Thirdly we believe we experience God in ourselves and each other. In our first reading we hear “For all who are led by the Spirit of God are children of God. For you did not receive a spirit of slavery to fall back into fear, but you have received a spirit of adoption. When we cry, ‘Abba! Father!’ it is that very Spirit bearing witness with our spirit that we are children of God.” We know the Holy Spirit in a very real way. That knowingness of God’s love - that God both surrounds you and is also within you, that we are loved as children. The feeling of being guided, that you are not forgotten, the thing that gives us life and breath. An impossible thing to describe, but I think most of us somehow know that we are more than just flesh and blood, there is spirit also. We just know we are more than the sum of our parts. It is mysterious, but as it says in the Gospel “The wind blows where it chooses, and you hear the sound of it, but you do not know where it comes from or where it goes.”

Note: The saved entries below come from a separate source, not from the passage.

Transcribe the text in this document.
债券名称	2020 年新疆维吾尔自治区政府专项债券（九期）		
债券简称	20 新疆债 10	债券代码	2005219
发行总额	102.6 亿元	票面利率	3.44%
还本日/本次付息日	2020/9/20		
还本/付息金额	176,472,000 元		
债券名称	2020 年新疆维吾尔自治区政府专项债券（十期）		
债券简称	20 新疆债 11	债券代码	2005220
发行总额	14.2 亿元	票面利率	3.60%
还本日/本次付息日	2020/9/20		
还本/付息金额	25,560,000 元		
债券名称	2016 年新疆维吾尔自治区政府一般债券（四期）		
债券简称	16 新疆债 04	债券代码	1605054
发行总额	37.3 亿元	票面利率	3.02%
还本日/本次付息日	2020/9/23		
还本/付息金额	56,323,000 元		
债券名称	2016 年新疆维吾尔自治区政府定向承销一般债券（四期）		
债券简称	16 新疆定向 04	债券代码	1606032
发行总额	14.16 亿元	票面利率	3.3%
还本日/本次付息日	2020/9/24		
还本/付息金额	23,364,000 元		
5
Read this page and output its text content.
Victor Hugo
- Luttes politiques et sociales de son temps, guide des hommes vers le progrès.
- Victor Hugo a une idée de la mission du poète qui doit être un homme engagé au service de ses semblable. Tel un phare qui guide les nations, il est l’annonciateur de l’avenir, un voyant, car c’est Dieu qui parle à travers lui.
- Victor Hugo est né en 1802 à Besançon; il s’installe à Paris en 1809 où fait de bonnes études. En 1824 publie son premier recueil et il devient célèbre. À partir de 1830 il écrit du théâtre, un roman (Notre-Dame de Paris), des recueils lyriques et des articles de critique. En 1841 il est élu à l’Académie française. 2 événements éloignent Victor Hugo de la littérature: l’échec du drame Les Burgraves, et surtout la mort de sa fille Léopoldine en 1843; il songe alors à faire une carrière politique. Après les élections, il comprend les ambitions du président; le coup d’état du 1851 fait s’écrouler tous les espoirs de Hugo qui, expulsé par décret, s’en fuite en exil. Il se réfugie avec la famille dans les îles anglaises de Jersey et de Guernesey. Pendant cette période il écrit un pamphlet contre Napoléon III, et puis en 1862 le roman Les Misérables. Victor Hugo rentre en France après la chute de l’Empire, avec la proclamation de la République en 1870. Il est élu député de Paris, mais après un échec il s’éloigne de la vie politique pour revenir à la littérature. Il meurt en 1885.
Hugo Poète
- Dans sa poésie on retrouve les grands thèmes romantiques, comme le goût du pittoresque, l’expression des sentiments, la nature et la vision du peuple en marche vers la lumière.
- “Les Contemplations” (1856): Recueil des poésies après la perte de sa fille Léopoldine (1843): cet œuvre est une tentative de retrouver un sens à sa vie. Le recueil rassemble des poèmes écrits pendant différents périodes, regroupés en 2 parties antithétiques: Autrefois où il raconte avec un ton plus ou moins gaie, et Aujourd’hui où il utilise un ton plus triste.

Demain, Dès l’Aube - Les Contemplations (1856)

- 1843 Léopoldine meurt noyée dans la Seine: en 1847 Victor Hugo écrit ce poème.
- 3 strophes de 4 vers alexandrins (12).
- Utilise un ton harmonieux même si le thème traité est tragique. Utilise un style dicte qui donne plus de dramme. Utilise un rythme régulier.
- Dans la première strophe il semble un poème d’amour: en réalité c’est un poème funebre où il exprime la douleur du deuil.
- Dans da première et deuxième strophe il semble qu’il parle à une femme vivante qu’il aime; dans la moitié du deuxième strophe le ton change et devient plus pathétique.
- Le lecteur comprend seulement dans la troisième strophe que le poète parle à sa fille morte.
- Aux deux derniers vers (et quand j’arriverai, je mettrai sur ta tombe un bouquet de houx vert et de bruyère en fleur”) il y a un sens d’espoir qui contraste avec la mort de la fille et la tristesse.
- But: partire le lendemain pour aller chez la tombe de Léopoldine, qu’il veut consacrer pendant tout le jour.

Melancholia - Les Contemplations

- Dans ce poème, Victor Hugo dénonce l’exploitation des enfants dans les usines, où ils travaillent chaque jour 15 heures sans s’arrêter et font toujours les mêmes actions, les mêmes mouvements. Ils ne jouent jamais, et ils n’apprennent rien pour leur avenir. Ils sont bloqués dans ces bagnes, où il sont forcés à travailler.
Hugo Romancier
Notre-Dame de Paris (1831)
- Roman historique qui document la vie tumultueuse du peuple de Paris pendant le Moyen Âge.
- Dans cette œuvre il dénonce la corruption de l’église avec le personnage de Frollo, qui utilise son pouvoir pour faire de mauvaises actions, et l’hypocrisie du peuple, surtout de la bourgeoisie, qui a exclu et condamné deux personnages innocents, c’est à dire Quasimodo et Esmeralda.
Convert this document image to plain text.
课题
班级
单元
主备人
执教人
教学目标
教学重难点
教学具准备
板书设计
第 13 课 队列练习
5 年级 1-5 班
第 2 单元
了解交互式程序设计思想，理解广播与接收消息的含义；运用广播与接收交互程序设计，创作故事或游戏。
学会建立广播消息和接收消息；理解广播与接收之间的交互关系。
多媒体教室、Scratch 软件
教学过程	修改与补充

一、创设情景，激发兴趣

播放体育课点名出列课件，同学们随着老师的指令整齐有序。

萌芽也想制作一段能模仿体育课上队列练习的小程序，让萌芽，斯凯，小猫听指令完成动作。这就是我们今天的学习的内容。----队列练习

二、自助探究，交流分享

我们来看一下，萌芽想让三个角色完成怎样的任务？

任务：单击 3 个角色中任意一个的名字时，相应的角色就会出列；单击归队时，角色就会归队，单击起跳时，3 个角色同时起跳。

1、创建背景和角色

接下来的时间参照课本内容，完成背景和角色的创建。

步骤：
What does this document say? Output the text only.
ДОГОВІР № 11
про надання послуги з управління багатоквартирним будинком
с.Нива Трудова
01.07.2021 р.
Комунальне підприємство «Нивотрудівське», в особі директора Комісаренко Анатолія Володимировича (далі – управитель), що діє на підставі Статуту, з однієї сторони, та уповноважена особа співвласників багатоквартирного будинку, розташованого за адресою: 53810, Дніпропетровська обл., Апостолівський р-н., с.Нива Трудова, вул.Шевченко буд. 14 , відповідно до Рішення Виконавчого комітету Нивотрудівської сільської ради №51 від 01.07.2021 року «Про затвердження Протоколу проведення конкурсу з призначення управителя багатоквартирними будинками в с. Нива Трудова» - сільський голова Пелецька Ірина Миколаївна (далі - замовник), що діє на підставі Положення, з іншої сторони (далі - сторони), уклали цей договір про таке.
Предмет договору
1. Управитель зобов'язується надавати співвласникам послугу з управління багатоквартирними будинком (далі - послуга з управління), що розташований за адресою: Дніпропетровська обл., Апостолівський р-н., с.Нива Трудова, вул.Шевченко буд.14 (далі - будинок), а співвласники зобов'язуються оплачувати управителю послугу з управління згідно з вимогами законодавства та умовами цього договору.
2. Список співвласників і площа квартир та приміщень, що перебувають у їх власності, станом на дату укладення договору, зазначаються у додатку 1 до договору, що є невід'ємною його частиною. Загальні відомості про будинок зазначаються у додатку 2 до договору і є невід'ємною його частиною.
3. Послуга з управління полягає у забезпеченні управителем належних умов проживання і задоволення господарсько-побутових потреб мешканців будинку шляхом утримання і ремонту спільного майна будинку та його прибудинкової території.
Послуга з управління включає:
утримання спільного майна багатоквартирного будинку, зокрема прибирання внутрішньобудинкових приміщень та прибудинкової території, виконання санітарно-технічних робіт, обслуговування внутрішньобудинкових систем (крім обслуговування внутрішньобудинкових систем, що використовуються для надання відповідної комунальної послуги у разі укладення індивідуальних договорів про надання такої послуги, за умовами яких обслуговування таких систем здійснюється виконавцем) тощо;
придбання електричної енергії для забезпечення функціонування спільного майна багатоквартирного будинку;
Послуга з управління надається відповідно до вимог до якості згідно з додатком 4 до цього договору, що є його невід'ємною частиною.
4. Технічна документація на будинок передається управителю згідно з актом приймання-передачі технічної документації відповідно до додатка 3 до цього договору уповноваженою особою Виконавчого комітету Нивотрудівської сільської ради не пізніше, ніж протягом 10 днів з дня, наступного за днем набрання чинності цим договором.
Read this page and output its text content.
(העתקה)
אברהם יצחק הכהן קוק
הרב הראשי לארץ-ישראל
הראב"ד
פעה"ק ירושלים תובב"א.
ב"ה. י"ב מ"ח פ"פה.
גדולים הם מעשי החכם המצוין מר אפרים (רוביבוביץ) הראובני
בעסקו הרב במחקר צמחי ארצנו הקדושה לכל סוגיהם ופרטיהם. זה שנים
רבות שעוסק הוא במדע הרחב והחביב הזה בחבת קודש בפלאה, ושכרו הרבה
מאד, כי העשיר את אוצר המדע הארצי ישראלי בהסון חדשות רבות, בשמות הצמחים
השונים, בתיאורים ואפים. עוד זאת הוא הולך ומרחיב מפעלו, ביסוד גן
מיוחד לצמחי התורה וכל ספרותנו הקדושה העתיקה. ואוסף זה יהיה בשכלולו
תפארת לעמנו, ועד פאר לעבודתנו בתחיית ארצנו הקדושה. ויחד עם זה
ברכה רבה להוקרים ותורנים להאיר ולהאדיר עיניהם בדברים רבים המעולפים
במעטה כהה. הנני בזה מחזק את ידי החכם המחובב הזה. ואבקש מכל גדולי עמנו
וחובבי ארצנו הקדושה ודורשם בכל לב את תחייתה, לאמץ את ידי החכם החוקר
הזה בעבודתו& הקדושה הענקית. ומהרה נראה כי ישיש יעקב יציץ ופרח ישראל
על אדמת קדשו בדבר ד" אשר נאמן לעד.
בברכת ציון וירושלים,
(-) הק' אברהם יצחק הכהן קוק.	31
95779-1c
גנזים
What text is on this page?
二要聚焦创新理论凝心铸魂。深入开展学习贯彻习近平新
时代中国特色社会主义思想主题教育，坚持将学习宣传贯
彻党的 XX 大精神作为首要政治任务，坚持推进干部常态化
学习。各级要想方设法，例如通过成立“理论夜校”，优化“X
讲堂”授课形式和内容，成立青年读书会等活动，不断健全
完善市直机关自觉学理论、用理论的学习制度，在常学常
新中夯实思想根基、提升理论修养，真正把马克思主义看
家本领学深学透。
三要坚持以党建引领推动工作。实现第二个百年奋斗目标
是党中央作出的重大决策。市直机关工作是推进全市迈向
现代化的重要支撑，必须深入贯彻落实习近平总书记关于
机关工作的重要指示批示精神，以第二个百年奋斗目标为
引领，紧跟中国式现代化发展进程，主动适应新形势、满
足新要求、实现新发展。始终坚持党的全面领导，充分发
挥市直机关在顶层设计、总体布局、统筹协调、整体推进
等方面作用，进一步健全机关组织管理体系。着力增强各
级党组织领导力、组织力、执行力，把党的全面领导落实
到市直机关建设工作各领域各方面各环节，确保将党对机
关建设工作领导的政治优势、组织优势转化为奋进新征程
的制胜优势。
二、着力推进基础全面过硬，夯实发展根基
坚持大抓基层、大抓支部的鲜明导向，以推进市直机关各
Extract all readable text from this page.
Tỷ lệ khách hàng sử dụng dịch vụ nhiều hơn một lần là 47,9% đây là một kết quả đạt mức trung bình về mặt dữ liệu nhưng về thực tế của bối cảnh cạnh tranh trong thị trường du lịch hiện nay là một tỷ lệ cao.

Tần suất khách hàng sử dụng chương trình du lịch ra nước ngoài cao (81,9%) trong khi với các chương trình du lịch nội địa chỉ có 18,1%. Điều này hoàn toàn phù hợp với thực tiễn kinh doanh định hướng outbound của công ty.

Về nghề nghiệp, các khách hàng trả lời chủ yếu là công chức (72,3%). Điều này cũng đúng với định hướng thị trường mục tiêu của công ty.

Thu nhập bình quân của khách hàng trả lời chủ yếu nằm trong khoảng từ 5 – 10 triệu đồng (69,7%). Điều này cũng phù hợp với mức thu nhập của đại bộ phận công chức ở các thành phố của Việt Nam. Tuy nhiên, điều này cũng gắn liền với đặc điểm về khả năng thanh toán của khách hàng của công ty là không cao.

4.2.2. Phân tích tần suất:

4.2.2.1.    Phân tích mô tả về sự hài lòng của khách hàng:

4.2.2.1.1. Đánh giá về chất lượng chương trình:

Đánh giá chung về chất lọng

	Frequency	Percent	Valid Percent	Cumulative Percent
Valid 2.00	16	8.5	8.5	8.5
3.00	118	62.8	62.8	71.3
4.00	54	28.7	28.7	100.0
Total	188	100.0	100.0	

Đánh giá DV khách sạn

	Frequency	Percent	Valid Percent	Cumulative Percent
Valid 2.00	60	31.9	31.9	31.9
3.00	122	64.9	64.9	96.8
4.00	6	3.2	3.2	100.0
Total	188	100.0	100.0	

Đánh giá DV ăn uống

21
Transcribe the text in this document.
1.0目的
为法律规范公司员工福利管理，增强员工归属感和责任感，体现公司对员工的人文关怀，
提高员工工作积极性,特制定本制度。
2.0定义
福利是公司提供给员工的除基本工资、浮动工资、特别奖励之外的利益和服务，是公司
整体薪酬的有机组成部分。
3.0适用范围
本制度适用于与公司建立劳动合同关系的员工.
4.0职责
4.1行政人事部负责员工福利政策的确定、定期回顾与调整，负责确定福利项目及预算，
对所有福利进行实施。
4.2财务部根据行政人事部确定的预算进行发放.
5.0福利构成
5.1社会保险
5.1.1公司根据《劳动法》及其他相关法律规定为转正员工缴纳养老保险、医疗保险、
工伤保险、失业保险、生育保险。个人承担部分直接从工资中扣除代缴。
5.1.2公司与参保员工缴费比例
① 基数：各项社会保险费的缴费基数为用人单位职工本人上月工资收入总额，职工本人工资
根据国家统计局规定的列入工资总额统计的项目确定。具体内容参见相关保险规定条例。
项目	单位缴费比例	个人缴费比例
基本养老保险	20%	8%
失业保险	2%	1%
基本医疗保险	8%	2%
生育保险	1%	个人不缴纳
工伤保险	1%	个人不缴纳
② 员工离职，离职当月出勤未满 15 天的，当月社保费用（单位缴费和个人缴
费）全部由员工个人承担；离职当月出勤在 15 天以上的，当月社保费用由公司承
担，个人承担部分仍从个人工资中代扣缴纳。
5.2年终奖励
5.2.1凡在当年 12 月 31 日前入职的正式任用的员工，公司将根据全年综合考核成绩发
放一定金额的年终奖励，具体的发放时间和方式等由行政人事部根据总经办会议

There are many inadequate pictures and diagrams to help us understand these three aspects of who God is - three leaves of the same plant; how water can be ice, liquid, or steam; three sides of one triangle; spreading fire- lighting three candles from one flame. But none of them fully sum up something we just know to be true but cannot explain. We know that God is in us, but also beyond us, that God is in creation but much more than creation. As Paul says in the 1 Corinthians, “we see through a glass darkly”, meaning we can see some aspects but not all at once. We know the trinity is true because we experience one God in different ways, but we also know our experience is not all there is, there is always more we don’t know. And the creed simply is the statement that we have all wrangled with to give some language, some words to help each other know God better, not to limit the identity of God.